Bioinformatics Vol. 19 no. 3 2003
Pages 402-407
© 2003 Oxford University Press
Identification of key concepts in biomedical literature using a modified Markov heuristic
1 The Institute for Genomic Research, Rockville,
MD, 20850, USA
2 Human Genome Sciences, Rockville,
MD, 20850, USA
3 Howard Hughes Medical Institute, Berkeley,
CA, 94720, USa
Received on June 27, 2002
; revised on September 26, 2002
; accepted on September 29, 2002
Motivation: The recent explosion of interest in mining the biomedical literature for associations between defined entities such as genes, diseases and drugs has made apparent the need for robust methods of identifying occurrences of these entities in biomedical text.

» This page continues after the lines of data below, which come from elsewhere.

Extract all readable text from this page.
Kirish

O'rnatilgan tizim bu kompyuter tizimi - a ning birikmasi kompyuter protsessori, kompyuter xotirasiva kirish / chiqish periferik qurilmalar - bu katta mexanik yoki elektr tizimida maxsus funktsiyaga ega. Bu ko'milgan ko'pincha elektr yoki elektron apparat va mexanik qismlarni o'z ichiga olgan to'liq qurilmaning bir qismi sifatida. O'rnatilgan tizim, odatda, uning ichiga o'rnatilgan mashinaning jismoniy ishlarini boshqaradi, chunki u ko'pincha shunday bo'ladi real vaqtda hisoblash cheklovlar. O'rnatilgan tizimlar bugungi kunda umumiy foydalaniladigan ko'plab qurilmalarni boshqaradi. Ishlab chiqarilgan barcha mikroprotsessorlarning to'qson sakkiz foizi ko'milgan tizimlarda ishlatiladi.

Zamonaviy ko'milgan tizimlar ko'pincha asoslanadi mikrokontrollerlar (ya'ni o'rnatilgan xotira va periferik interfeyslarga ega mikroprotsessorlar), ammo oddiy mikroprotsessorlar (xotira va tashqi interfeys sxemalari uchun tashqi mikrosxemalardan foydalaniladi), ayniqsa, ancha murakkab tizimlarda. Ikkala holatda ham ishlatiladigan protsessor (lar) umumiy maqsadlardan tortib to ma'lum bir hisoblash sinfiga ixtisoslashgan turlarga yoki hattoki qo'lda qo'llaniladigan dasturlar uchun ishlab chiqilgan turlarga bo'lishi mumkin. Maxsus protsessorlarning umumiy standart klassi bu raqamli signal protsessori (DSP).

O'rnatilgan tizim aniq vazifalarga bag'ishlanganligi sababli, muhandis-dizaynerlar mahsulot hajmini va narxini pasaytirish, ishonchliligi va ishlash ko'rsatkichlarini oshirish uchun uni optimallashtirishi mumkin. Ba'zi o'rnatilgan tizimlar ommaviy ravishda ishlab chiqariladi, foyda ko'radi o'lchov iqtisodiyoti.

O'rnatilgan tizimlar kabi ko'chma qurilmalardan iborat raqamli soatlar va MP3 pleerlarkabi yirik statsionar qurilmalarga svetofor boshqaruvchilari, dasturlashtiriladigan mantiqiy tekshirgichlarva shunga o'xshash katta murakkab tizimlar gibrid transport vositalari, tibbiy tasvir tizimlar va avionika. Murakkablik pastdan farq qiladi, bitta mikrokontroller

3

Such concept-based indexing is strongly dependent on the availability of a comprehensive ontology or lexicon of biomedical terms. However, such ontologies are very difficult and expensive to construct, and often require extensive manual curation to render them suitable for use by automatic indexing programs. Furthermore, the use of statistically salient noun phrases as surrogates for curated terminology is not without difficulties, due to the lack of high-quality part-of-speech taggers specific to medical nomenclature.
Results: We describe a method of improving the quality of automatically extracted noun phrases by employing prior knowledge during the HMM training procedure for the tagger. This enhancement, when combined with appropriate training data, can greatly improve the quality and relevance of the extracted phrases, thereby enabling greater accuracy in downstream literature mining tasks.